Nur wenige Menschen sind gut über Unisex-Tarife informiert
Nur wenige Menschen sind gut über Unisex-Tarife informiert

Die Versicherungsgesellschaft Continentale hat mit 1.285 Personen im Alter ab 25 Jahren eine Umfrage zum Thema Unisex-Tarife in der Versicherung durchgeführt. Daraus geht hervor, dass sich nur 17 Prozent der Befragten gut darüber informiert fühlen. Viele wissen oft gar nicht, dass überhaupt solche Tarife eingeführt werden. Das bedeutet, dass sich mehr als 80 Prozent der Befragten schlecht bis gar nicht informiert fühlen. Die Studienautoren erklären, dass dies “eine realistische Selbsteinschätzung” sei, da die Teilnehmer auch danach gefragt wurden, in welchen Versicherungssparten die Tarife für Männer und Frauen teurer werden und mit ihren Antworten lagen sie sehr oft falsch.

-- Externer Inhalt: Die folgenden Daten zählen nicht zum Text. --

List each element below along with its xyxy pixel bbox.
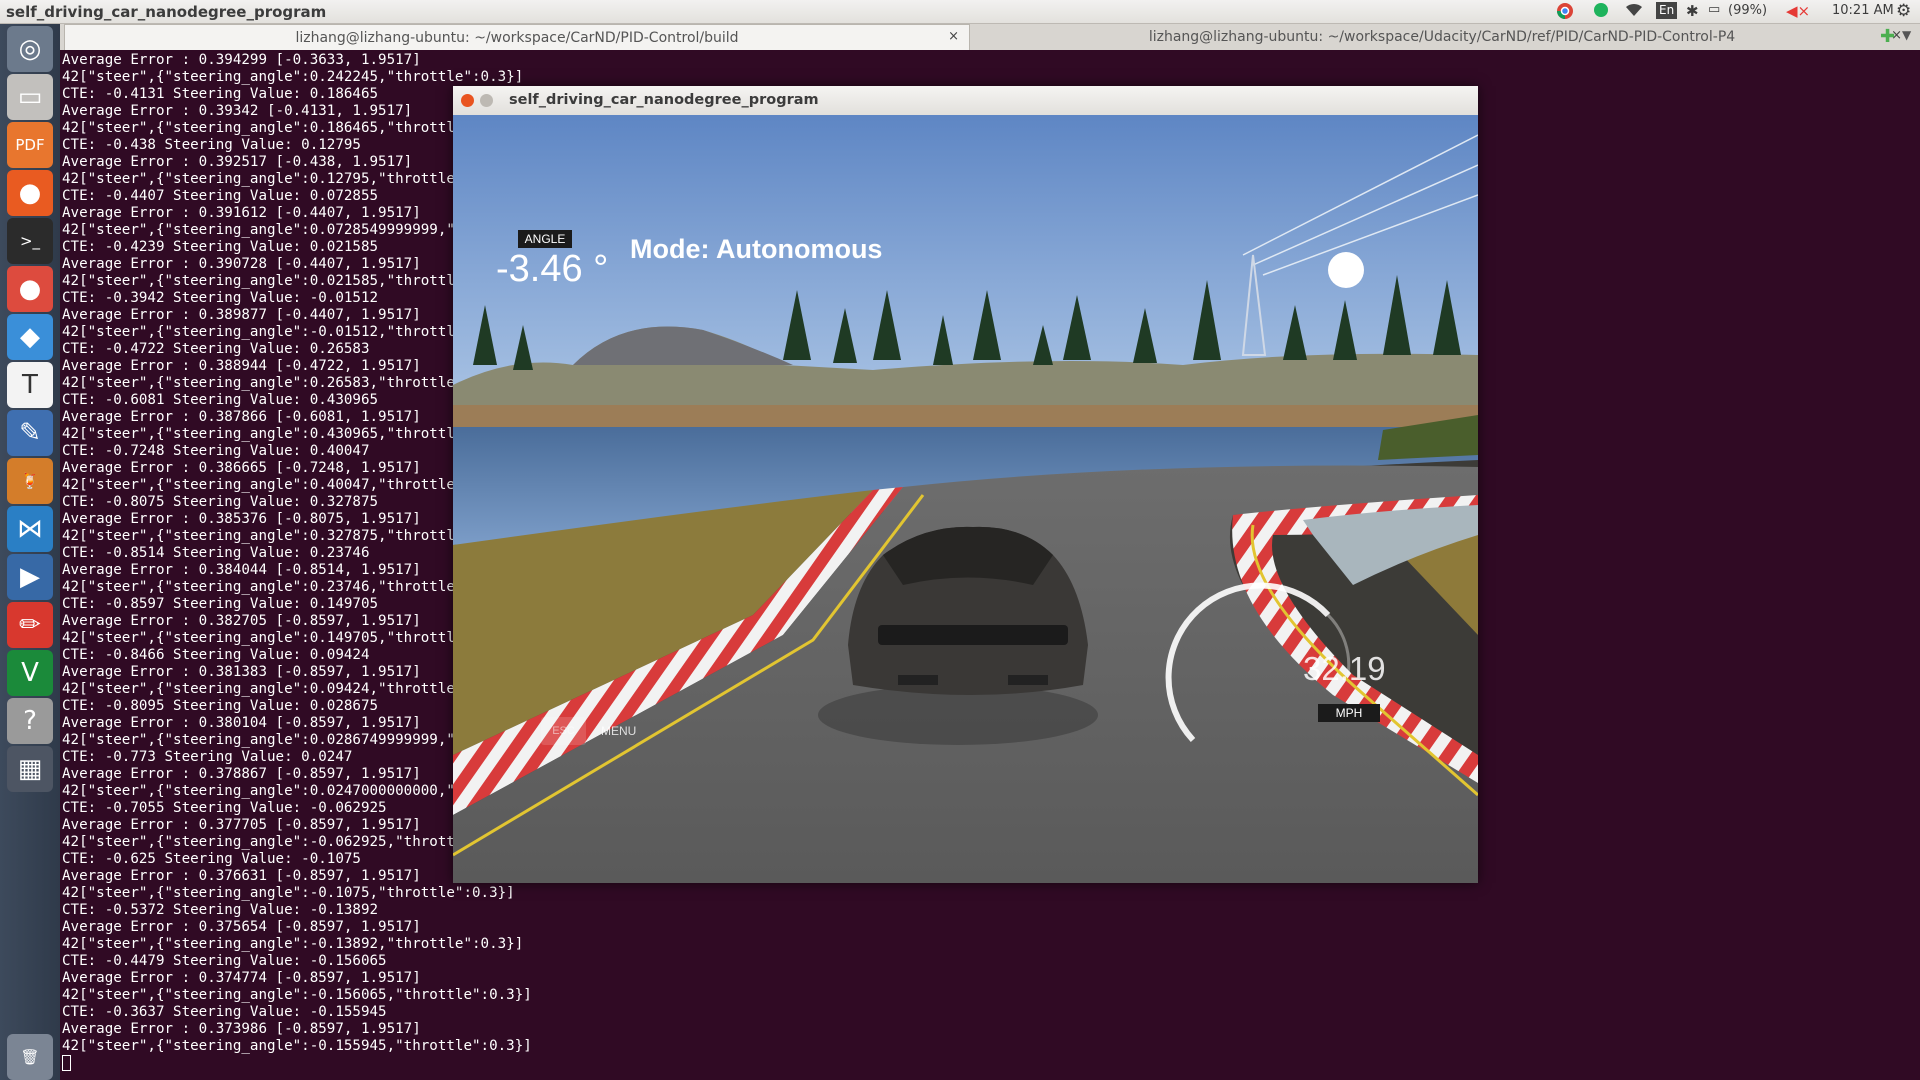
wifi-icon[interactable] (1624, 2, 1644, 22)
angle-value: -3.46 ° (496, 248, 609, 290)
chrome-tray-icon[interactable] (1556, 2, 1574, 24)
chrome-icon[interactable]: ● (7, 266, 53, 312)
terminal-line: Average Error : 0.373986 [-0.8597, 1.951… (62, 1021, 421, 1037)
simulator-titlebar[interactable]: self_driving_car_nanodegree_program (453, 86, 1478, 115)
workspace-switcher-icon[interactable]: ▦ (7, 746, 53, 792)
text-editor-icon[interactable]: T (7, 362, 53, 408)
active-window-title: self_driving_car_nanodegree_program (6, 3, 327, 21)
sound-muted-icon[interactable]: ◀× (1786, 2, 1810, 20)
esc-key-button[interactable]: ESC (541, 717, 586, 745)
simulator-window-title: self_driving_car_nanodegree_program (509, 92, 819, 108)
launcher: ◎ ▭ PDF ● >_ ● ◆ T ✎ 🍹 ⋈ ▶ ✏ V? ▦ 🗑 (0, 24, 60, 1080)
bluetooth-icon[interactable]: ✱ (1686, 2, 1699, 20)
file-manager-icon[interactable]: ▭ (7, 74, 53, 120)
speed-value: 32.19 (1303, 650, 1386, 687)
terminal-line: Average Error : 0.375654 [-0.8597, 1.951… (62, 919, 421, 935)
angle-label: ANGLE (518, 230, 572, 248)
settings-gear-icon[interactable]: ⚙ (1896, 1, 1911, 21)
terminal-line: 42["steer",{"steering_angle":0.242245,"t… (62, 69, 524, 85)
tab-menu-chevron-down-icon[interactable]: ▼ (1902, 28, 1911, 42)
trash-icon[interactable]: 🗑 (7, 1034, 53, 1080)
terminal-line: 42["steer",{"steering_angle":-0.156065,"… (62, 987, 532, 1003)
tab-label: lizhang@lizhang-ubuntu: ~/workspace/Udac… (1148, 29, 1736, 45)
pdf-editor-icon[interactable]: PDF (7, 122, 53, 168)
vscode-icon[interactable]: ⋈ (7, 506, 53, 552)
remote-desktop-icon[interactable]: ▶ (7, 554, 53, 600)
battery-percentage[interactable]: (99%) (1728, 3, 1767, 18)
terminal-line: 42["steer",{"steering_angle":-0.13892,"t… (62, 936, 524, 952)
help-icon[interactable]: ? (7, 698, 53, 744)
firefox-icon[interactable]: ● (7, 170, 53, 216)
terminal-line: CTE: -0.4479 Steering Value: -0.156065 (62, 953, 387, 969)
terminal-line: CTE: -0.3637 Steering Value: -0.155945 (62, 1004, 387, 1020)
driving-mode-label: Mode: Autonomous (630, 234, 883, 264)
track-scene (453, 115, 1478, 883)
top-panel: self_driving_car_nanodegree_program En ✱… (0, 0, 1920, 24)
terminal-line: CTE: -0.5372 Steering Value: -0.13892 (62, 902, 379, 918)
status-dot-icon[interactable] (1592, 2, 1610, 24)
clock[interactable]: 10:21 AM (1832, 3, 1894, 18)
tab-pid-control-build[interactable]: lizhang@lizhang-ubuntu: ~/workspace/CarN… (64, 24, 970, 50)
terminal-cursor (62, 1055, 71, 1071)
battery-icon[interactable]: ▭ (1708, 2, 1720, 17)
menu-label[interactable]: MENU (601, 724, 636, 738)
terminal-line: Average Error : 0.394299 [-0.3633, 1.951… (62, 52, 421, 68)
vim-icon[interactable]: V (7, 650, 53, 696)
terminal-line: Average Error : 0.374774 [-0.8597, 1.951… (62, 970, 421, 986)
tab-label: lizhang@lizhang-ubuntu: ~/workspace/CarN… (295, 29, 739, 46)
minimize-window-button[interactable] (480, 94, 493, 107)
tab-pid-control-p4[interactable]: lizhang@lizhang-ubuntu: ~/workspace/Udac… (972, 24, 1912, 50)
speed-unit-label: MPH (1318, 704, 1380, 722)
software-center-icon[interactable]: ◆ (7, 314, 53, 360)
dash-home-icon[interactable]: ◎ (7, 26, 53, 72)
simulator-window[interactable]: self_driving_car_nanodegree_program ANGL… (453, 86, 1478, 883)
close-tab-icon[interactable]: × (948, 29, 959, 44)
drinks-app-icon[interactable]: 🍹 (7, 458, 53, 504)
terminal-line: 42["steer",{"steering_angle":-0.1075,"th… (62, 885, 515, 901)
close-window-button[interactable] (461, 94, 474, 107)
keyboard-layout-indicator[interactable]: En (1656, 2, 1678, 19)
pen-tool-icon[interactable]: ✎ (7, 410, 53, 456)
terminal-line: 42["steer",{"steering_angle":-0.155945,"… (62, 1038, 532, 1054)
paint-icon[interactable]: ✏ (7, 602, 53, 648)
simulator-viewport[interactable]: ANGLE -3.46 ° Mode: Autonomous 32.19 MPH… (453, 115, 1478, 883)
new-tab-icon[interactable]: ✚ (1880, 26, 1895, 47)
terminal-tab-bar: lizhang@lizhang-ubuntu: ~/workspace/CarN… (60, 24, 1920, 50)
terminal-icon[interactable]: >_ (7, 218, 53, 264)
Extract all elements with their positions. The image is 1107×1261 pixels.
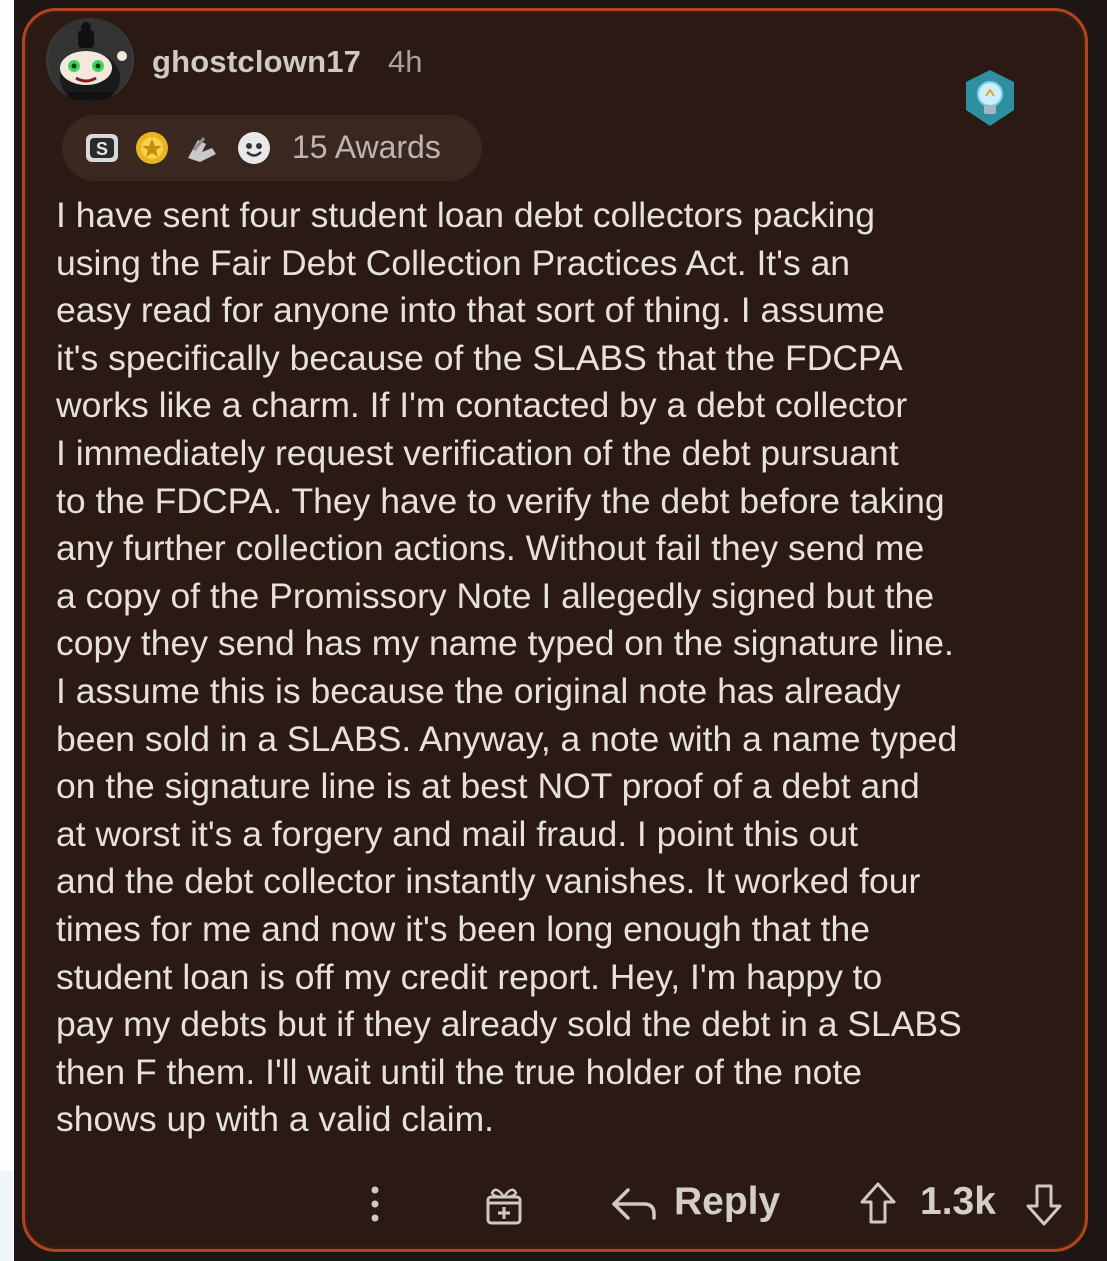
reply-button[interactable]: Reply — [674, 1180, 780, 1224]
gold-award-icon — [136, 132, 168, 164]
lightbulb-icon — [966, 70, 1014, 126]
downvote-icon[interactable] — [1024, 1182, 1064, 1228]
page-margin — [0, 0, 14, 1261]
timestamp: 4h — [388, 44, 423, 79]
username[interactable]: ghostclown17 — [152, 44, 361, 80]
svg-text:S: S — [96, 139, 108, 159]
awards-count[interactable]: 15 Awards — [292, 129, 441, 166]
wholesome-award-icon — [238, 132, 270, 164]
comment-body: I have sent four student loan debt colle… — [56, 195, 962, 1140]
avatar[interactable] — [46, 18, 134, 102]
vote-score: 1.3k — [920, 1180, 996, 1223]
more-options-icon[interactable] — [360, 1182, 390, 1226]
silver-award-icon: S — [86, 134, 118, 162]
gift-award-icon[interactable] — [484, 1183, 524, 1227]
upvote-icon[interactable] — [858, 1180, 898, 1226]
reply-arrow-icon[interactable] — [610, 1186, 658, 1222]
helpful-hands-award-icon — [188, 137, 216, 162]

Umfassende Infografik – Hintergrundwissen und wie Männer & Frauen sparen 

Weitere Ergebnisse der Studie

Nur 38 Prozent der Befragten wissen, dass die private Rentenversicherung (mehr Informationen zur Thematik) für Männer teurer wird. Auch die private Krankenversicherung wird für Männer teurer, was nur 41 Prozent der Befragten wussten. Für Frauen hingegen steigen die Beiträge in der Risikolebens- und in der Kfz-Versicherung. Weniger als 40 Prozent der Befragten waren darüber informiert. Mehr als die Hälfte der Befragten wünscht sich, dass sie durch ihren Vertreter auf diese neuen Tarife hingewiesen und darüber informiert werden.

Die neuen Unisex-Tarife

Alle Versicherungsverträge, die ab dem 21. Dezember 2012 abgeschlossen werden, müssen nach den neuen Unisex-Regelungen aufgesetzt werden, dies hat der Europäische Gerichtshof (EuGH) so entschieden. Das bedeutet, dass zum Beispiel die Berufsunfähigkeitsversicherung und die private Krankenversicherung für Frauen in Zukunft billiger werden. Die Kapitallebensversicherung und die private Unfallversicherung hingegen werden teurer für Frauen. Männer müssen bei Neuverträgen in der Pflegerentenversicherung der Pflegezusatzversicherung ab dem 21. Dezember 2012  mehr zahlen. Die Kfz- und die Versicherung für Sterbegeld wird für sie billiger.

Das Unisex-Prinzip

‘Diskriminierung wegen des Geschlechts ist nach den Artikeln 21 und 23 der Charta der Grundrechte (hier als PDF) der Europäischen Union verboten. Deshalb werden eigentlich schon seit dem 21. Dezember 2007 Unisex-Tarife für Versicherungen gefordert. Es gab aber eine Übergangszeit, in der diese Tarife noch nicht durchgeführt werden mussten. Diese Frist läuft nun am 21. Dezember aus, sodass es von da an einheitliche Tarife für Männer und Frauen in der Versicherung geben muss.